The poll loop selects on ctx.Done() and the ticker, so a SIGTERM stops it cleanly between iterations rather than mid-request.

Source code displayed on a monitor

Not dying when the upstream is down. The first version log.Fataled on a failed request, which felt tidy and was completely wrong. The upstream API has blips. A poller that exits the moment its target hiccups is a poller that's down more than the thing it watches. So a failed poll logs the error, increments an error counter (itself a metric, so I can alert on it), and waits for the next tick. The daemon's job is to keep trying.

the systemd unit, because that's how it actually runs

A binary isn't a service until something supervises it. The unit is boring, which is the point:

[Unit]
Description=metrics poller for the internal thing
After=network-online.target

[Service]
ExecStart=/usr/local/bin/poller -addr :9180 -target https://internal/api
Restart=on-failure
RestartSec=5
User=poller
DynamicUser=no

[Install]
WantedBy=multi-user.target

Restart=on-failure means that if it does crash on something I didn't anticipate, systemd brings it straight back, and the gap shows up as a hole in the metrics rather than a 3am page. Running as a dedicated unprivileged user costs nothing and means a compromise in my sixty lines of polling code can't do much.
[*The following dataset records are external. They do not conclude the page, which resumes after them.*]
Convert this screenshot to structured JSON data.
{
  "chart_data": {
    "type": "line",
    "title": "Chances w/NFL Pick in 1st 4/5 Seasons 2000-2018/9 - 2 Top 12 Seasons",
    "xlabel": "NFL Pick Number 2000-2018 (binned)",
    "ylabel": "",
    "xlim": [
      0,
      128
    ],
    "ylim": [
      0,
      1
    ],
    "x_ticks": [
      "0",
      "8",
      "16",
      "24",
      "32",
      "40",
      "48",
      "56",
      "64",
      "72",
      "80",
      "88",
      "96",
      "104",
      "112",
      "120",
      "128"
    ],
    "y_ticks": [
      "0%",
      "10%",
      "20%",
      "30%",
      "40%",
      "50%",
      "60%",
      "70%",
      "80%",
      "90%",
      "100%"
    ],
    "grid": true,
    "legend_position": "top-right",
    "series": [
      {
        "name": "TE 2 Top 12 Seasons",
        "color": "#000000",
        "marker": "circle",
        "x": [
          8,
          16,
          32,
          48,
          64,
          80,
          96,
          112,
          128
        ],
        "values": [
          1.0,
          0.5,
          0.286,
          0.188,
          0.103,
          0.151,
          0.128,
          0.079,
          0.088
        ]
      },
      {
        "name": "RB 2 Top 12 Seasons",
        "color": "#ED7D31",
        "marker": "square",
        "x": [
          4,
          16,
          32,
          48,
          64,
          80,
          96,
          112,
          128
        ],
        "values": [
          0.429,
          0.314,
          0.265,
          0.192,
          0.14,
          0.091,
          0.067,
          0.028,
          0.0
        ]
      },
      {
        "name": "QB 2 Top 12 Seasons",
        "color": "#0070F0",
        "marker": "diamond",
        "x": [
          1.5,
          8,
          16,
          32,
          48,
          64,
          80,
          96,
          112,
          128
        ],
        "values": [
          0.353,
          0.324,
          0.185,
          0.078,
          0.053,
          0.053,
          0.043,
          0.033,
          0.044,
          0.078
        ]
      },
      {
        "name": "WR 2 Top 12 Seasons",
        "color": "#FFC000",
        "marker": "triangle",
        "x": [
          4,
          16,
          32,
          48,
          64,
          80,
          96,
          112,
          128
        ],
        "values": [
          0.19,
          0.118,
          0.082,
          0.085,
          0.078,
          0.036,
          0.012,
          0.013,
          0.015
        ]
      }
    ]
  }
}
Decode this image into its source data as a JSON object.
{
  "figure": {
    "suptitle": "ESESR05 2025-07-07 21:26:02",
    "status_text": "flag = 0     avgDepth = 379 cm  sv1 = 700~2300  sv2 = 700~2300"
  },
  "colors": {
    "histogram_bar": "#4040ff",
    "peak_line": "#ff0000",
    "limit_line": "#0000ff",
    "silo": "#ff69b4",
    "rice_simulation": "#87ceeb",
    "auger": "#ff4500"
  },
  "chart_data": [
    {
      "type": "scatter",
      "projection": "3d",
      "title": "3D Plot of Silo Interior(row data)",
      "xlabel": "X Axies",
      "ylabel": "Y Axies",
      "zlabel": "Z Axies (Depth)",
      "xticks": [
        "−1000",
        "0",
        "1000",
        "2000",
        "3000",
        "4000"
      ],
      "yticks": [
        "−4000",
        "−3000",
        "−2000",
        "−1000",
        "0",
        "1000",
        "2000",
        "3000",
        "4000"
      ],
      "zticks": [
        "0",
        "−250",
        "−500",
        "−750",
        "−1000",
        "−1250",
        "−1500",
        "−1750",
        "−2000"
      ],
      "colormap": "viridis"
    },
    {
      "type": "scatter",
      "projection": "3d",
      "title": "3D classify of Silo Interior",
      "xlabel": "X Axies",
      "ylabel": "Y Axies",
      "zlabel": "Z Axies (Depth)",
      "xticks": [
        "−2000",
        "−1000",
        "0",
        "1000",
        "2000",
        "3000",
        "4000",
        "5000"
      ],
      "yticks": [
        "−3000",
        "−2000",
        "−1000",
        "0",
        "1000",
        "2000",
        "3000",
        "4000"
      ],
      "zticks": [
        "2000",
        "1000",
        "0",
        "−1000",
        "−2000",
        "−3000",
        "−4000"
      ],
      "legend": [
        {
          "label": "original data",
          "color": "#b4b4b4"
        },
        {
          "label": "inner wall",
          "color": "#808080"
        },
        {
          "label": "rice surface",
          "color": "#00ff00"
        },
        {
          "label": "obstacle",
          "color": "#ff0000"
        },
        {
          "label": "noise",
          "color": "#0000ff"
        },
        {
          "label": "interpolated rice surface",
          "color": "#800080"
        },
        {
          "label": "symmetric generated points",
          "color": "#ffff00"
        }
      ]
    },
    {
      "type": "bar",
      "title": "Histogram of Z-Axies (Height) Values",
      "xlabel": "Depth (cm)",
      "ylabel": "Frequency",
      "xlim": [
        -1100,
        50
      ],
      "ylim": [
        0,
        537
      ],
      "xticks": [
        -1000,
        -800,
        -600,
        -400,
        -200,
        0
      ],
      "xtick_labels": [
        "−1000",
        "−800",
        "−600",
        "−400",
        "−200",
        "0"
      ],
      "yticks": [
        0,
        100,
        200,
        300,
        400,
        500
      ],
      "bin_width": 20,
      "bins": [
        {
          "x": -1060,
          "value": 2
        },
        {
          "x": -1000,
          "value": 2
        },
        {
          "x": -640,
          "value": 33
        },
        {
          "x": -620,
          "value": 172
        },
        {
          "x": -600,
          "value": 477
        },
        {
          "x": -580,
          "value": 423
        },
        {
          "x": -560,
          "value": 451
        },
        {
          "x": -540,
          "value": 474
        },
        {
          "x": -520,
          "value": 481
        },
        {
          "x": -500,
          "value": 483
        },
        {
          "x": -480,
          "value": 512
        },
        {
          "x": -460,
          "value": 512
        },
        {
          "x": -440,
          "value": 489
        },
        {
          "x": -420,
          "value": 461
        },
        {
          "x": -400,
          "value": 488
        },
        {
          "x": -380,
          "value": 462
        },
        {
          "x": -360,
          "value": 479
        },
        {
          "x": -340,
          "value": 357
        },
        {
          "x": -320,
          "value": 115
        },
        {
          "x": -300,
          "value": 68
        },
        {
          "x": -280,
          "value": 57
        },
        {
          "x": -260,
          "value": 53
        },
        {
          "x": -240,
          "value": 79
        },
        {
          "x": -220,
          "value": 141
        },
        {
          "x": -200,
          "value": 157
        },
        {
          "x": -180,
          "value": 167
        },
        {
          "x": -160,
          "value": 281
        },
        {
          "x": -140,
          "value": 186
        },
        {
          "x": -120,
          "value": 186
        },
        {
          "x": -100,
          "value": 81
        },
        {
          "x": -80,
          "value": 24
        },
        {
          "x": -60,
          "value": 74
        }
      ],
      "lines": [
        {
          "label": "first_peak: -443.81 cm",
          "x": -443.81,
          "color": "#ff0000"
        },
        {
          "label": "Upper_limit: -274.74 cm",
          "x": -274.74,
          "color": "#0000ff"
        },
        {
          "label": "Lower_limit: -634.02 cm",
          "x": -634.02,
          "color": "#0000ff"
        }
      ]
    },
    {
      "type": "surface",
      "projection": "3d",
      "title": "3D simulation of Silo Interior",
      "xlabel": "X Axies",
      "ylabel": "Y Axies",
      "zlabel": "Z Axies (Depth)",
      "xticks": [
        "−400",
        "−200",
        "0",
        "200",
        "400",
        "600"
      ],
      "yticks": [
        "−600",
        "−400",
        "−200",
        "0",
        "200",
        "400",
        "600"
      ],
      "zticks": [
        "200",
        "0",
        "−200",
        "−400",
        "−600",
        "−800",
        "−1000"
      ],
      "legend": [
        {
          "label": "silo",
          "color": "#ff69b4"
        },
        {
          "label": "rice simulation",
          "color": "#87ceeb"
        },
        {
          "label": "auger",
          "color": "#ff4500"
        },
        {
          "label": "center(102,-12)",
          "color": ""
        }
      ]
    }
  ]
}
the metrics naming, which I got wrong first

A quick aside that cost me an embarrassing half hour. Prometheus has conventions, and the convention is that a metric name carries its unit as a suffix and uses base units, so seconds not milliseconds, bytes not kilobytes. My first pass exposed poll_duration_ms because that's how I think about latency. The result was a dashboard that looked fine until someone tried to write an alert and the numbers didn't line up with everything else, all of which was in seconds. I renamed it to poll_duration_seconds, divided by a thousand, and stopped fighting the ecosystem. The lesson is small but general: when a tool has strong conventions, the cost of ignoring them isn't paid by you, it's paid by whoever reads your output six months later.

I also added a poll_errors_total counter, deliberately a counter and not a gauge, because what you want to alert on is the rate of errors over time, and rate(poll_errors_total[5m]) only makes sense on a monotonic counter. The "_total" suffix is, again, the convention that signals exactly that.

what I'd watch out for next time

Two things bit me that I'd flag to anyone writing their first poller of this shape. The first is that a time.Ticker does not wait for your work to finish before it fires again. If a poll takes longer than the tick interval, ticks queue up and you can end up running polls back to back with no gap, hammering the upstream you were trying to gently observe. Because my poll has a 10-second timeout and a 30-second tick, I'm safe, but only by arithmetic, and if I ever shorten the interval I need to revisit that. The robust pattern is to skip a tick if the previous poll is still running rather than letting them pile up.

The second is logging volume. The naive "log every failed poll" is fine until the upstream goes down for an hour, at which point you've written two thousand identical error lines and, if you're unlucky, filled a disk doing it (see also: every other ops post I've written). For now the volume is tolerable, but the right answer is to log the transition, down and back up, rather than every individual failure, so an outage costs you two log lines instead of a flood.

was Go the right call

Yes, and not because Go is fashionable. The two properties I wanted were a single deployable artifact and first-class concurrency primitives for the ticker-plus-signal-handling dance, and Go hands you both without ceremony. The thing has been running for a week, survived two upstream outages without flinching, and I've not had to think about it since the unit went in. That last part, not thinking about it, is the only review that matters for infrastructure this small.

If I were doing it again I'd add a /healthz endpoint from the start and wire it into the systemd watchdog, because the one failure mode I haven't covered is the daemon being alive but wedged. A future evening's job. For now it ships, it works, and it's boring, which for a daemon is the highest praise I've got.